Il est de foi que les schismatiques et les hérétiques – ce que sont les mal nommés « orthodoxes » – sont en dehors de la communion des saints (Saint Pie X, Catéchisme de la doctrine chrétienne, 124) :
« Celui-là est hors de la communion des saints qui est hors de l’Église, tels les damnés, les infidèles, les Juifs, les hérétiques, les apostats, les schismatiques et les excommuniés. »
Il va de soi que les moyens de la sainteté ne se trouve que dans l’Église (Saint Pie X, Catéchisme de la doctrine chrétienne, 124) :
« Les moyens de sainteté et de salut sont communs à tous les hommes appartenant à l’Église, c’est-à-dire aux fidèles qui, dans les écrits apostoliques, sont appelés saints ; leur communion ou participation à ces moyens est, dès lors, une communion des saints à des choses saintes. »
7. Dieu agit à travers les fausses religions, l’Église valorise cette action (Bergoglio, Fratelli Tutti, 277)
« L’Église valorise l’action de Dieu dans les autres religions. »
Par définition, Dieu n’agit pas à travers les faux cultes et les faux dieux. L’Église ne valorise aucune autre religion que le catholicisme, car les fausses religions damnent (Léon XII, Ubi Primum, lettre encyclique, 5 mai 1824) :
« Il est impossible au Dieu véritable — la Vérité même, le meilleur, le plus sage Dispensateur, et le Rémunérateur des hommes bons — d’approuver toutes les sectes qui professent de faux enseignements souvent incompatibles et contradictoires entre eux, et de conférer à leurs membres des récompenses éternelles… par foi divine nous tenons un seul Seigneur, une seule foi, un seul baptême… C’est pourquoi nous professons qu’il n’y a pas de salut en dehors de l’Église. »
8. Église catholique et Église du Christ (Corps mystique du Christ) sont deux entités différentes (Vatican II, Lumen Gentium, 8)
« Cette Église[du Christ, entendre, Corps mystique du Christ] comme société constituée et organisée en ce monde, c’estdans l’Église catholique qu’elle subsiste, gouvernée par le successeur de Pierre et les évêques qui sont en communion avec lui, bien que des éléments nombreux de sanctification et de vérité se trouvent hors de sa sphère, éléments qui, appartenant proprement par le don de Dieu à l’Église du Christ, portent par eux-mêmes à l’unité catholique. »
L’Église a toujours enseigné qu’elle est le Corps mystique du Christ, et non que le Cors mystique du Christ « subsiste » en elle (Saint Pie X, Il Fermo Proposito, lettre encyclique, 11 juin 1905) :
« L’Écriture nous enseigne, et la tradition des Pères nous le confirme, que l’Église est le corps mystique du Christ, corps régi par des pasteurs et des docteurs (Ephes., IV, 11), société d’hommes, dès lors, au sein de laquelle des chefs se trouvent qui ont de pleins et parfaits pouvoirs pour gouverner, pour enseigner et pour juger (Saint Matthieu, 28, 18-20 ; 16, 18-19 ; 18, 17 ; Tite II, 15 ; II Cor.
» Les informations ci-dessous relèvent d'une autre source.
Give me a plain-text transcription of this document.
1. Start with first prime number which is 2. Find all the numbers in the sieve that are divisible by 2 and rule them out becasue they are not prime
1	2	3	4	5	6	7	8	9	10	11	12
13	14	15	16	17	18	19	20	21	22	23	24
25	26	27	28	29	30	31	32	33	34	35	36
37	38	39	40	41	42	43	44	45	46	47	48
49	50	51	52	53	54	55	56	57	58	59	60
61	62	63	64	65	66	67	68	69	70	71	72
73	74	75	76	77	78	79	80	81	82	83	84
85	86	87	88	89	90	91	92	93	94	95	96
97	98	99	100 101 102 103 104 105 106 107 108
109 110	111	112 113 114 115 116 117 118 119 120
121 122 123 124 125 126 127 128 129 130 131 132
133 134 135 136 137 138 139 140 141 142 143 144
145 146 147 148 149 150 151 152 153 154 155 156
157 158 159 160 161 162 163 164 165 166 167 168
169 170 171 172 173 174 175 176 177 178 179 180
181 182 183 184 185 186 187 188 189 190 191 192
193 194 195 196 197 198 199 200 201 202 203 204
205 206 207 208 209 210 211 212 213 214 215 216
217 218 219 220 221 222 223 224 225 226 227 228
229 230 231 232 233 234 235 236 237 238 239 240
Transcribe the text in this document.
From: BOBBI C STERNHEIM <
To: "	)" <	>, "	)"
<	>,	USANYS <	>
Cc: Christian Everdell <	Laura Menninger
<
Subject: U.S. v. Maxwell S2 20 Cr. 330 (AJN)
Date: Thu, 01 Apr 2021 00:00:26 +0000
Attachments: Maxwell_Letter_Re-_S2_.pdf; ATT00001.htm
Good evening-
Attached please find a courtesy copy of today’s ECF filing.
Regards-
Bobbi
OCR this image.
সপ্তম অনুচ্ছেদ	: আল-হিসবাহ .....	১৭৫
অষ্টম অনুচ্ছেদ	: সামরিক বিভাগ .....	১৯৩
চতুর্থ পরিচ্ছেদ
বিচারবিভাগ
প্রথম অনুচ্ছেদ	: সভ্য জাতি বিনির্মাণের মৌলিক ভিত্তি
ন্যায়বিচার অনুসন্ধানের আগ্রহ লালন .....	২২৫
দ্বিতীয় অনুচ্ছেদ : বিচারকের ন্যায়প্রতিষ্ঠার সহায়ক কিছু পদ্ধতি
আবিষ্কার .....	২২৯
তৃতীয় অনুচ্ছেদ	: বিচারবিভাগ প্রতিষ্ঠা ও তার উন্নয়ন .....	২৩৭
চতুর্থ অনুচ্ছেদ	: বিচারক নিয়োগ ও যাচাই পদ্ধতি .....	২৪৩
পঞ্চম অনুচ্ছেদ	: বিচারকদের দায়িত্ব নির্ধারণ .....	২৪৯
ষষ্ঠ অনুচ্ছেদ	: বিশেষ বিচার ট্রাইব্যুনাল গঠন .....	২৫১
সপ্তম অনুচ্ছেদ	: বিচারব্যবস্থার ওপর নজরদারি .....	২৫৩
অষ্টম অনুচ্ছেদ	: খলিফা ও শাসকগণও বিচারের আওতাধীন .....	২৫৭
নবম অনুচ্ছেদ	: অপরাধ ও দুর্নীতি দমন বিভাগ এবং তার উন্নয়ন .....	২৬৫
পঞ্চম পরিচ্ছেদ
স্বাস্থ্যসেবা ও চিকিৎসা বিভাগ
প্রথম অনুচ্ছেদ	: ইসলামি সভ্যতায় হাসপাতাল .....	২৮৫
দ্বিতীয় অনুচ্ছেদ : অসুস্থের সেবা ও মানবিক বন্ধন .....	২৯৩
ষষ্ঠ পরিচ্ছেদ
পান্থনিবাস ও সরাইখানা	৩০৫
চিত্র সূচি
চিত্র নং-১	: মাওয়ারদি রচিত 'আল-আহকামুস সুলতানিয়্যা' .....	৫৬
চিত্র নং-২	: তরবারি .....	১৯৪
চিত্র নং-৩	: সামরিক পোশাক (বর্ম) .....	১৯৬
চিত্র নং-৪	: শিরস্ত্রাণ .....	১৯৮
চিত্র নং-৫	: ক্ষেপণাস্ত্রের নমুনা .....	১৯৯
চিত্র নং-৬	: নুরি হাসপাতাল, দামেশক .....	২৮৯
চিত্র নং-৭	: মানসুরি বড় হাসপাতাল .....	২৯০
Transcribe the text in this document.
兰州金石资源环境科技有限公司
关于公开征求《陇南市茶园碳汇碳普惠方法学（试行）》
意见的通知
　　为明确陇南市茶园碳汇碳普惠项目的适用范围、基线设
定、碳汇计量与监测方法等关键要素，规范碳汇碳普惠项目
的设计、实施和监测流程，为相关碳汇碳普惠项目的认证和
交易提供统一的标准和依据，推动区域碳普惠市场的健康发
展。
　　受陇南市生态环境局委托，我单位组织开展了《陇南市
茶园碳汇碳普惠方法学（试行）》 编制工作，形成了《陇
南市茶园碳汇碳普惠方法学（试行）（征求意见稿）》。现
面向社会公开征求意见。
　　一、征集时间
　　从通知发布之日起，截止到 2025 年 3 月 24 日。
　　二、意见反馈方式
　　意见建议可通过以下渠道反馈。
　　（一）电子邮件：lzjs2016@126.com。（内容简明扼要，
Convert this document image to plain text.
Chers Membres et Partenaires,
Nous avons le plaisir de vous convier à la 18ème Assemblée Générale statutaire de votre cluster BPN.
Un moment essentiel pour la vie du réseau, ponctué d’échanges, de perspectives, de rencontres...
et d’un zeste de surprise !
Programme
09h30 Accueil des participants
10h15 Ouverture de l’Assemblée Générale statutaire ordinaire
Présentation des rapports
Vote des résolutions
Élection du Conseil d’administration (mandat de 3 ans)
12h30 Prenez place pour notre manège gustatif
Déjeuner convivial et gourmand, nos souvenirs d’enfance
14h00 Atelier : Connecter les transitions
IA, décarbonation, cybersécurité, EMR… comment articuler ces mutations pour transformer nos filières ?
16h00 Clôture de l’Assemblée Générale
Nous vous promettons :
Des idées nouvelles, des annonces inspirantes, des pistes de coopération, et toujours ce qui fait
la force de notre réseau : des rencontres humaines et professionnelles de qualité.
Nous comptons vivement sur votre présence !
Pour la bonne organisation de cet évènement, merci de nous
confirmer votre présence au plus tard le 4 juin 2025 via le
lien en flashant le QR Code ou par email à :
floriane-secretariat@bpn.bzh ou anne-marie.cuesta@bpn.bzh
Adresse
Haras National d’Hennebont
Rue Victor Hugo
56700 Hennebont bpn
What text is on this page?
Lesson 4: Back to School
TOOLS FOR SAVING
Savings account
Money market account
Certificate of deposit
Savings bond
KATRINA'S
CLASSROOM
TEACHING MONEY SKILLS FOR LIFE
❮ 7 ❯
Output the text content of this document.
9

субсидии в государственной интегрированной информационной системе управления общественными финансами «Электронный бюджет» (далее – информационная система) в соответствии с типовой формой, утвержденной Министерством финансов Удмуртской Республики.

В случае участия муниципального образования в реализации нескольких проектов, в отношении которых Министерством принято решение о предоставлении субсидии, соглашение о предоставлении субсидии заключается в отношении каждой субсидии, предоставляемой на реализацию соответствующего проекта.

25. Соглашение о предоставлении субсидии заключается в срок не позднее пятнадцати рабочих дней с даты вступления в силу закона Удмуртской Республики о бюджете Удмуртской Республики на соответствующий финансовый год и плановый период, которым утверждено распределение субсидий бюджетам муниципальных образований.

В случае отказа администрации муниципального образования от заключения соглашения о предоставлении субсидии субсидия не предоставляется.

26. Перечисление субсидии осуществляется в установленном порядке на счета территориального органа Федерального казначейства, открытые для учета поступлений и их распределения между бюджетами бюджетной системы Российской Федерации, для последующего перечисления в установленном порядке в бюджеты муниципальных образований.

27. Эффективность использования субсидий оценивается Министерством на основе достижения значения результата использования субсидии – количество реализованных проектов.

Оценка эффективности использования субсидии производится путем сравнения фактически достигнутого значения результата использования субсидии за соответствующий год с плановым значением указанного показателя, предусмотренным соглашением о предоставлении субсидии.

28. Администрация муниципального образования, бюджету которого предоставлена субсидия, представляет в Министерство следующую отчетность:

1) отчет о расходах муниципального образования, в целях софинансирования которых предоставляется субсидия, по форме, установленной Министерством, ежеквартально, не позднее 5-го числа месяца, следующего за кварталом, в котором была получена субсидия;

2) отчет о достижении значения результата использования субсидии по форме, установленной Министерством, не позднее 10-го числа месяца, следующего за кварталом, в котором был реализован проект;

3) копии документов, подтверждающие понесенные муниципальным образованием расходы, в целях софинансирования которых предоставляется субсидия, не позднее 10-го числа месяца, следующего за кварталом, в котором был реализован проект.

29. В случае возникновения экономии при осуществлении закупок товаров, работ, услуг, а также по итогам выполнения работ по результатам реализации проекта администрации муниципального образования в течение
X, 6 ; XIII, 10, etc.). »
Pie XII le rappellera dans Mystici Corporis Christi.
9. Le Christ est l’aspiration et l’aboutissement des fausses religions (Wojtyla-Jean-Paul II, Tertio Millennio adveniente, 6) :
« De cette façon,le Christ est la réalisation de l’aspiration de toutes les religions du monde et, par cela même, il en est l’aboutissement unique et définitif. »
Le Christ ne peut être l’aboutissement des fausses religions, puisque l’aboutissement des fausses religions est la damnation (Ubi Primum, Cantate Domino…)
10. Les apostats font partie de la communion des saints (audience générale, 2 février 2022) :
« Pensons-y, chers frères et sœurs : dans le Christ, personne ne peut jamais vraiment nous séparer de ceux que nous aimons parce que le lien est un lien existentiel, un lien fort qui est dans notre nature même ; seule la manière d’être ensemble avec chacun d’entre nous change, mais rien ni personne ne peut briser ce lien. “ Père, pensons à ceux qui ont renié la foi, qui sont apostats, qui sont les persécuteurs de l’Église, qui ont renié leur baptême : ceux-là aussi sont-ils à la maison ? ”. Oui, ceux-là aussi. Tous. Les blasphémateurs, tous autant qu’ils sont. Nous sommes frères. C’est la communion des saints. La communion des saints maintient ensemble la communauté des croyants sur la terre et dans le Ciel. Et sur la terre, les saints, les pécheurs, tout le monde. »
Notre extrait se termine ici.